Photography came as a substitute. I was painfully shy and found talking to people difficult; a camera in hand gave me a function, a reason to be somewhere, a witness, but not an actor.
It's good to be around people who see [photography] as a reasonable enterprise when everyone in the neighborhood may think it's ridiculous. (On the benefit of teaching photography)
Yet it seems so easy to take a photograph! One forgets that, apart from the technical aspects, photography can be a mental creation and the affirmation of a personality. What is marvelous about a photograph is that its possibilities are infinite; there aren't any subjects 'done to death'.
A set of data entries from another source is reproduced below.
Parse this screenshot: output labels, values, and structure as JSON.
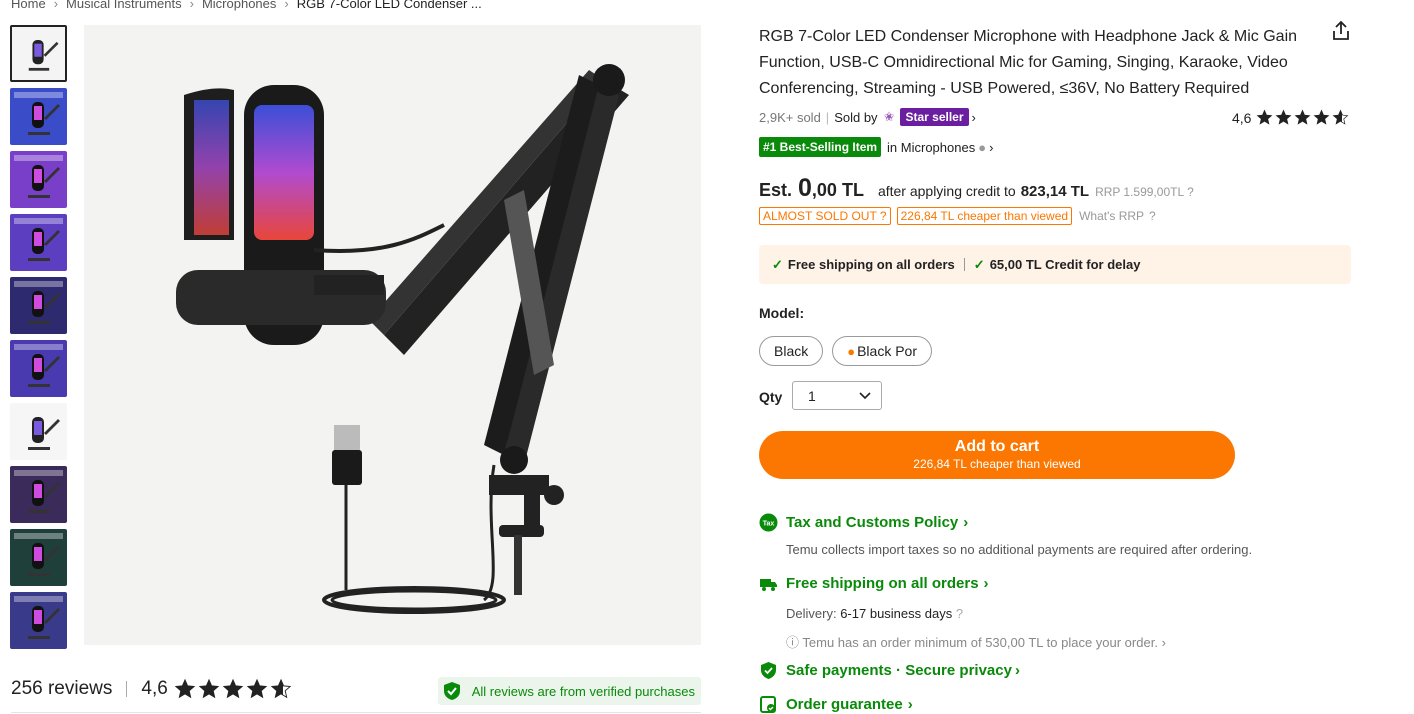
{
  "breadcrumb": [
    "Home",
    "Musical Instruments",
    "Microphones",
    "RGB 7-Color LED Condenser ..."
  ],
  "breadcrumb_sep": "›",
  "thumbnails": [
    {
      "name": "mic-product-thumb",
      "color": "#f4f4f4"
    },
    {
      "name": "mic-feature-thumb",
      "color": "#3a4cc8"
    },
    {
      "name": "mic-pickup-thumb",
      "color": "#7a3fc8"
    },
    {
      "name": "in-the-box-thumb",
      "color": "#5c3fc0"
    },
    {
      "name": "mic-rgb-thumb",
      "color": "#2e2a70"
    },
    {
      "name": "mic-streaming-thumb",
      "color": "#4a3ab0"
    },
    {
      "name": "mic-diagram-thumb",
      "color": "#f6f6f6"
    },
    {
      "name": "cardioid-pickup-thumb",
      "color": "#3b2b5a"
    },
    {
      "name": "gaming-setup-thumb",
      "color": "#1f3f3a"
    },
    {
      "name": "streaming-room-thumb",
      "color": "#3a3a8a"
    }
  ],
  "title": "RGB 7-Color LED Condenser Microphone with Headphone Jack & Mic Gain Function, USB-C Omnidirectional Mic for Gaming, Singing, Karaoke, Video Conferencing, Streaming - USB Powered, ≤36V, No Battery Required",
  "meta": {
    "sold": "2,9K+ sold",
    "sold_by": "Sold by",
    "star_seller": "Star seller",
    "chevron": "›"
  },
  "rating": {
    "value": "4,6",
    "stars": 4.6
  },
  "bestseller": {
    "badge": "#1 Best-Selling Item",
    "category": "in Microphones",
    "chevron": "›"
  },
  "price": {
    "est": "Est.",
    "whole": "0",
    "decimal": ",00 TL",
    "after": "after applying credit to",
    "credit": "823,14 TL",
    "rrp_label": "RRP",
    "rrp_value": "1.599,00TL"
  },
  "tags": {
    "almost_sold_out": "ALMOST SOLD OUT",
    "cheaper": "226,84 TL cheaper than viewed",
    "what_rrp": "What's RRP"
  },
  "shipbar": {
    "free_shipping": "Free shipping on all orders",
    "credit_delay": "65,00 TL Credit for delay"
  },
  "model": {
    "label": "Model:",
    "options": [
      "Black",
      "Black Por"
    ]
  },
  "qty": {
    "label": "Qty",
    "value": "1"
  },
  "cart": {
    "label": "Add to cart",
    "sub": "226,84 TL cheaper than viewed"
  },
  "features": {
    "tax_icon_text": "Tax",
    "tax_title": "Tax and Customs Policy",
    "tax_desc": "Temu collects import taxes so no additional payments are required after ordering.",
    "ship_title": "Free shipping on all orders",
    "delivery_label": "Delivery:",
    "delivery_value": "6-17 business days",
    "order_min": "Temu has an order minimum of 530,00 TL to place your order.",
    "safe_title": "Safe payments · Secure privacy",
    "guarantee_title": "Order guarantee",
    "chevron": "›"
  },
  "reviews": {
    "count": "256 reviews",
    "rating": "4,6",
    "verified": "All reviews are from verified purchases"
  },
  "colors": {
    "accent": "#fb7701",
    "green": "#0a8a0a",
    "star_seller": "#6b1fa0"
  }
}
Photography is the typical means of expression of a society founded on a civilization of technicians, conscious of the aims it has set for itself... Its power of exactly reproducing external reality, a power inherent in its technique, lends it a documentary character and makes it appear as the most faithful and impartial process for the reproduction of social life.
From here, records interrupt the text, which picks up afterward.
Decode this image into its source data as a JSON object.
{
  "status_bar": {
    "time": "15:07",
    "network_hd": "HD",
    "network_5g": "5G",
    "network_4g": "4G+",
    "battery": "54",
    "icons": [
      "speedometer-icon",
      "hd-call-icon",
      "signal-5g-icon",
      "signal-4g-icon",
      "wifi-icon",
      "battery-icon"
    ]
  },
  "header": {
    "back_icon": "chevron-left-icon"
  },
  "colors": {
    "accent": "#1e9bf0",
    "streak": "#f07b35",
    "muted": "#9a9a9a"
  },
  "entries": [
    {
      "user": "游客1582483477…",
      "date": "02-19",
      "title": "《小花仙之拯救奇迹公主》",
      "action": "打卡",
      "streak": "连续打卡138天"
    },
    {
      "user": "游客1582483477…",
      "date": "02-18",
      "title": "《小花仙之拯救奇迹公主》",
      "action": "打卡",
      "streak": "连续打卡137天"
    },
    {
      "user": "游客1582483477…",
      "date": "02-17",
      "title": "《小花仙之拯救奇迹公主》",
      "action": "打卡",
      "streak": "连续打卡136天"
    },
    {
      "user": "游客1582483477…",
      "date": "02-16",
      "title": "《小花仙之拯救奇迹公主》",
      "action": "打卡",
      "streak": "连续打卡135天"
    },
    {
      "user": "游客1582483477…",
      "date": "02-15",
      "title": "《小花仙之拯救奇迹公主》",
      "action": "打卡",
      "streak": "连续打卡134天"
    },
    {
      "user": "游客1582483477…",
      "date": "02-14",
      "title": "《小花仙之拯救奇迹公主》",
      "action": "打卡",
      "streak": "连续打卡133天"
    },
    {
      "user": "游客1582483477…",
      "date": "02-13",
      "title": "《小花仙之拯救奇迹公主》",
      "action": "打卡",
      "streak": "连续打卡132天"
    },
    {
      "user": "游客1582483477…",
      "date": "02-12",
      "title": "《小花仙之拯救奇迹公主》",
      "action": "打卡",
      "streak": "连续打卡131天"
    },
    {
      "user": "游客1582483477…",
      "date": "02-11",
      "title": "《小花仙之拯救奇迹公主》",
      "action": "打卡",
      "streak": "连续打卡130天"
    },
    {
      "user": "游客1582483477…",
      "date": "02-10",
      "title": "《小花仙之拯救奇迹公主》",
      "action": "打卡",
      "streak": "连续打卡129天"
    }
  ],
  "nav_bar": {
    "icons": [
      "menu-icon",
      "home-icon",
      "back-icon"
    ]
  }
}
Celebrities were quick to understand that paparazzi could make icons of them. The more a star is followed and admired, the greater the adulation. So they raised the stakes, sometimes hiding when they don't even need to. Today, stardom is more ephemeral and it's photography that gives them their celebrity status.
Photography is a great adventure in thinking and looking, a wonderful magic toy that miraculously manages to combine our adult awareness with the fairy-tale world of childhood, a never-ending journey through great and small, through variations and the realm of illusions and appearances, a labyrinthine and specular place of multitudes and simulation.
Of course [photography] cannot create, nor express all we want to express. But it can be a witness of our passage on earth, like a notebook.
[My mother] died a few months ago, and when she was dead I kissed her lips. For me it was a beautiful moment. From then on I started living with her, asking her from time to time if she was alright, if she was pleased with me. But these things are far greater than photography, and I probably shouldn't be speaking about them.
I believe that the medium of photography prevails entirely as an act of faith in the souls of those who love and practice it. And so every photograph becomes another subtle variation on the theme of the medium itself.
It occurs to me that at the beginning one works passionately to learn photography. This takes years, and the craft is usually formed during this period. Then as time passes one finds oneself more in the role of serving the medium... Then, as in the example of several masters that I have been privileged to know personally, it appears that by having devoted oneself totally to the medium, one becomes photography.
Photography has always been a simple medium, compared to painting in oil or chipping at marble.
Photography is such an important instrument in the education of our feelings and perception because of its duality. Photography represents the world we know, and suggests a world beyond what we can see. Creativity is the gap between perception and knowledge.